Bridgewater police tweeted that at 5:28 a.m. Jan. 1, they got a call from a resident who reported that her upstairs tenants had been making noise all night and were causing a disturbance. The caller “reports the music is loud and someone is now riding a scooter around,” the tweet said.


At 8:15 a.m. Jan. 7, Stow police received a call from a resident of Maura Drive who saw a red pickup truck with its engine running in her driveway. According to the log entry, she told police she had “no idea” whose truck it was. Police located the suspicious truck and identified the driver, who turned out to be a construction worker who was at the wrong house. “The construction foreman showed up and cleared up the misunderstanding,” the log entry stated.

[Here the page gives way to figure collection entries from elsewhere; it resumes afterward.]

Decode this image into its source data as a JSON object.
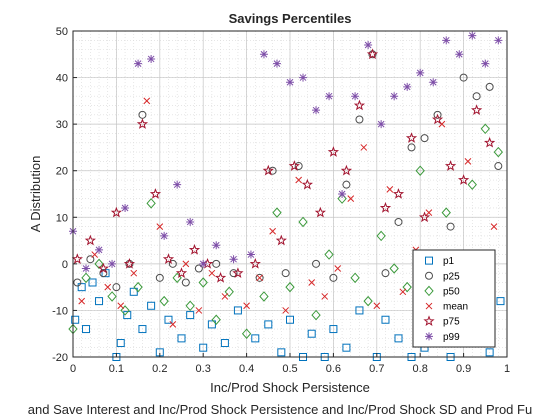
{
  "chart_data": {
    "type": "scatter",
    "title": "Savings Percentiles",
    "xlabel": "Inc/Prod Shock Persistence",
    "ylabel": "A Distribution",
    "caption": "and Save Interest and Inc/Prod Shock Persistence and Inc/Prod Shock SD and Prod Fu",
    "xlim": [
      0,
      1
    ],
    "ylim": [
      -20,
      50
    ],
    "xticks": [
      "0",
      "0.1",
      "0.2",
      "0.3",
      "0.4",
      "0.5",
      "0.6",
      "0.7",
      "0.8",
      "0.9",
      "1"
    ],
    "yticks": [
      "-20",
      "-10",
      "0",
      "10",
      "20",
      "30",
      "40",
      "50"
    ],
    "grid": "on, with minor grid",
    "legend_position": "bottom-right inside axes",
    "series": [
      {
        "name": "p1",
        "marker": "square",
        "color": "#0072BD",
        "values": [
          [
            0.005,
            -12
          ],
          [
            0.02,
            -5
          ],
          [
            0.03,
            -14
          ],
          [
            0.045,
            -4
          ],
          [
            0.06,
            -8
          ],
          [
            0.075,
            -2
          ],
          [
            0.1,
            -20
          ],
          [
            0.11,
            -17
          ],
          [
            0.125,
            -11
          ],
          [
            0.14,
            -6
          ],
          [
            0.16,
            -14
          ],
          [
            0.18,
            -9
          ],
          [
            0.2,
            -19
          ],
          [
            0.22,
            -12
          ],
          [
            0.25,
            -16
          ],
          [
            0.27,
            -11
          ],
          [
            0.3,
            -18
          ],
          [
            0.32,
            -13
          ],
          [
            0.35,
            -17
          ],
          [
            0.38,
            -10
          ],
          [
            0.42,
            -16
          ],
          [
            0.45,
            -13
          ],
          [
            0.48,
            -19
          ],
          [
            0.5,
            -12
          ],
          [
            0.53,
            -20
          ],
          [
            0.55,
            -15
          ],
          [
            0.58,
            -20
          ],
          [
            0.6,
            -14
          ],
          [
            0.63,
            -18
          ],
          [
            0.66,
            -10
          ],
          [
            0.7,
            -20
          ],
          [
            0.72,
            -12
          ],
          [
            0.75,
            -16
          ],
          [
            0.78,
            -20
          ],
          [
            0.81,
            -18
          ],
          [
            0.84,
            -13
          ],
          [
            0.87,
            -20
          ],
          [
            0.9,
            -16
          ],
          [
            0.93,
            -12
          ],
          [
            0.96,
            -19
          ],
          [
            0.985,
            -8
          ]
        ]
      },
      {
        "name": "p25",
        "marker": "circle",
        "color": "#4D4D4D",
        "values": [
          [
            0.01,
            -4
          ],
          [
            0.04,
            1
          ],
          [
            0.07,
            -2
          ],
          [
            0.1,
            -5
          ],
          [
            0.13,
            0
          ],
          [
            0.16,
            32
          ],
          [
            0.2,
            -3
          ],
          [
            0.23,
            0
          ],
          [
            0.26,
            -4
          ],
          [
            0.29,
            -1
          ],
          [
            0.33,
            0
          ],
          [
            0.37,
            -2
          ],
          [
            0.43,
            -3
          ],
          [
            0.46,
            20
          ],
          [
            0.49,
            -2
          ],
          [
            0.52,
            21
          ],
          [
            0.56,
            0
          ],
          [
            0.6,
            -3
          ],
          [
            0.63,
            17
          ],
          [
            0.66,
            31
          ],
          [
            0.69,
            45
          ],
          [
            0.72,
            -2
          ],
          [
            0.75,
            9
          ],
          [
            0.78,
            25
          ],
          [
            0.81,
            27
          ],
          [
            0.84,
            32
          ],
          [
            0.87,
            8
          ],
          [
            0.9,
            40
          ],
          [
            0.93,
            36
          ],
          [
            0.96,
            38
          ],
          [
            0.98,
            21
          ]
        ]
      },
      {
        "name": "p50",
        "marker": "diamond",
        "color": "#3C9A3C",
        "values": [
          [
            0.0,
            -14
          ],
          [
            0.03,
            -3
          ],
          [
            0.06,
            0
          ],
          [
            0.09,
            -7
          ],
          [
            0.12,
            -10
          ],
          [
            0.15,
            -5
          ],
          [
            0.18,
            13
          ],
          [
            0.21,
            -8
          ],
          [
            0.24,
            -3
          ],
          [
            0.27,
            -9
          ],
          [
            0.3,
            -4
          ],
          [
            0.33,
            -12
          ],
          [
            0.36,
            -6
          ],
          [
            0.4,
            -15
          ],
          [
            0.44,
            -7
          ],
          [
            0.47,
            11
          ],
          [
            0.5,
            -5
          ],
          [
            0.53,
            9
          ],
          [
            0.56,
            -11
          ],
          [
            0.59,
            2
          ],
          [
            0.62,
            14
          ],
          [
            0.65,
            -3
          ],
          [
            0.68,
            -8
          ],
          [
            0.71,
            6
          ],
          [
            0.74,
            -1
          ],
          [
            0.77,
            -5
          ],
          [
            0.8,
            20
          ],
          [
            0.83,
            -10
          ],
          [
            0.86,
            11
          ],
          [
            0.89,
            -3
          ],
          [
            0.92,
            17
          ],
          [
            0.95,
            29
          ],
          [
            0.98,
            24
          ]
        ]
      },
      {
        "name": "mean",
        "marker": "x",
        "color": "#D62728",
        "values": [
          [
            0.02,
            -8
          ],
          [
            0.05,
            2
          ],
          [
            0.08,
            -5
          ],
          [
            0.11,
            -9
          ],
          [
            0.14,
            -2
          ],
          [
            0.17,
            35
          ],
          [
            0.2,
            8
          ],
          [
            0.23,
            -13
          ],
          [
            0.26,
            0
          ],
          [
            0.29,
            -10
          ],
          [
            0.32,
            -2
          ],
          [
            0.35,
            -7
          ],
          [
            0.4,
            -9
          ],
          [
            0.43,
            -3
          ],
          [
            0.46,
            7
          ],
          [
            0.49,
            -10
          ],
          [
            0.52,
            18
          ],
          [
            0.55,
            -4
          ],
          [
            0.58,
            -7
          ],
          [
            0.61,
            -1
          ],
          [
            0.64,
            14
          ],
          [
            0.67,
            25
          ],
          [
            0.7,
            -9
          ],
          [
            0.73,
            16
          ],
          [
            0.76,
            -6
          ],
          [
            0.79,
            3
          ],
          [
            0.82,
            11
          ],
          [
            0.85,
            30
          ],
          [
            0.88,
            -4
          ],
          [
            0.91,
            22
          ],
          [
            0.94,
            -11
          ],
          [
            0.97,
            8
          ]
        ]
      },
      {
        "name": "p75",
        "marker": "pentagram",
        "color": "#A2142F",
        "values": [
          [
            0.01,
            1
          ],
          [
            0.04,
            5
          ],
          [
            0.07,
            -1
          ],
          [
            0.1,
            11
          ],
          [
            0.13,
            0
          ],
          [
            0.16,
            30
          ],
          [
            0.19,
            15
          ],
          [
            0.22,
            1
          ],
          [
            0.25,
            -2
          ],
          [
            0.28,
            3
          ],
          [
            0.31,
            0
          ],
          [
            0.34,
            -3
          ],
          [
            0.38,
            -2
          ],
          [
            0.42,
            0
          ],
          [
            0.45,
            20
          ],
          [
            0.48,
            5
          ],
          [
            0.51,
            21
          ],
          [
            0.54,
            17
          ],
          [
            0.57,
            11
          ],
          [
            0.6,
            24
          ],
          [
            0.63,
            20
          ],
          [
            0.66,
            34
          ],
          [
            0.69,
            45
          ],
          [
            0.72,
            12
          ],
          [
            0.75,
            15
          ],
          [
            0.78,
            27
          ],
          [
            0.81,
            10
          ],
          [
            0.84,
            31
          ],
          [
            0.87,
            21
          ],
          [
            0.9,
            18
          ],
          [
            0.93,
            33
          ],
          [
            0.96,
            26
          ]
        ]
      },
      {
        "name": "p99",
        "marker": "asterisk",
        "color": "#7E4FA8",
        "values": [
          [
            0.0,
            7
          ],
          [
            0.03,
            -1
          ],
          [
            0.06,
            3
          ],
          [
            0.09,
            0
          ],
          [
            0.12,
            12
          ],
          [
            0.15,
            43
          ],
          [
            0.18,
            44
          ],
          [
            0.21,
            6
          ],
          [
            0.24,
            17
          ],
          [
            0.27,
            9
          ],
          [
            0.3,
            0
          ],
          [
            0.33,
            4
          ],
          [
            0.37,
            1
          ],
          [
            0.41,
            2
          ],
          [
            0.44,
            45
          ],
          [
            0.47,
            43
          ],
          [
            0.5,
            39
          ],
          [
            0.53,
            40
          ],
          [
            0.56,
            33
          ],
          [
            0.59,
            36
          ],
          [
            0.62,
            15
          ],
          [
            0.65,
            36
          ],
          [
            0.68,
            47
          ],
          [
            0.71,
            30
          ],
          [
            0.74,
            36
          ],
          [
            0.77,
            38
          ],
          [
            0.8,
            41
          ],
          [
            0.83,
            39
          ],
          [
            0.86,
            48
          ],
          [
            0.89,
            45
          ],
          [
            0.92,
            49
          ],
          [
            0.95,
            43
          ],
          [
            0.98,
            48
          ]
        ]
      }
    ]
  }
}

At 5:41 a.m. Jan. 8, the Stow Police Department got a call from someone who wanted to talk to police about something that happened at a ski resort. According to the log entry, the caller was advised that there are no ski slopes located in Stow, Massachusetts, and, it turned out that the caller was trying to reach police in the town of Stowe, Vermont. The caller was advised how to contact them.


Loyal readers of Blotter Tales may recall that we’ve written about thefts of catalytic converters before. They’re favored by thieves because they contain precious metals and can be sold to scrap dealers for anywhere from $20 to $240, according to the National Insurance Crime Bureau. Catalytic converters have gone missing from vehicles all around Greater Boston, and one of the more recent examples was reported on Dec. 7. Brookline police officers heard from a resident of Newton Street who reported that the catalytic converter and oxygen sensor had been stolen from a vehicle while it was parked in the driveway. A similar theft was reported in Wellesley on Dec. 28. In that incident, a man told police that when he left work he noticed his car was making a loud noise, so he brought it to a mechanic who informed him that the catalytic converter had been removed. Police said there were no suspects.



At 11:44 p.m. Dec. 18, Bridgewater police received multiple calls about a domestic dispute unfolding between a man and a woman in the road in front of Home Depot. Witnesses told police that the man and woman were on foot, and the man was shirtless. According to a tweet by police, the cruiser that responded to the call said it was a boyfriend and girlfriend “having an argument after getting off a party bus.” Police reported that a family member came to pick up both of them.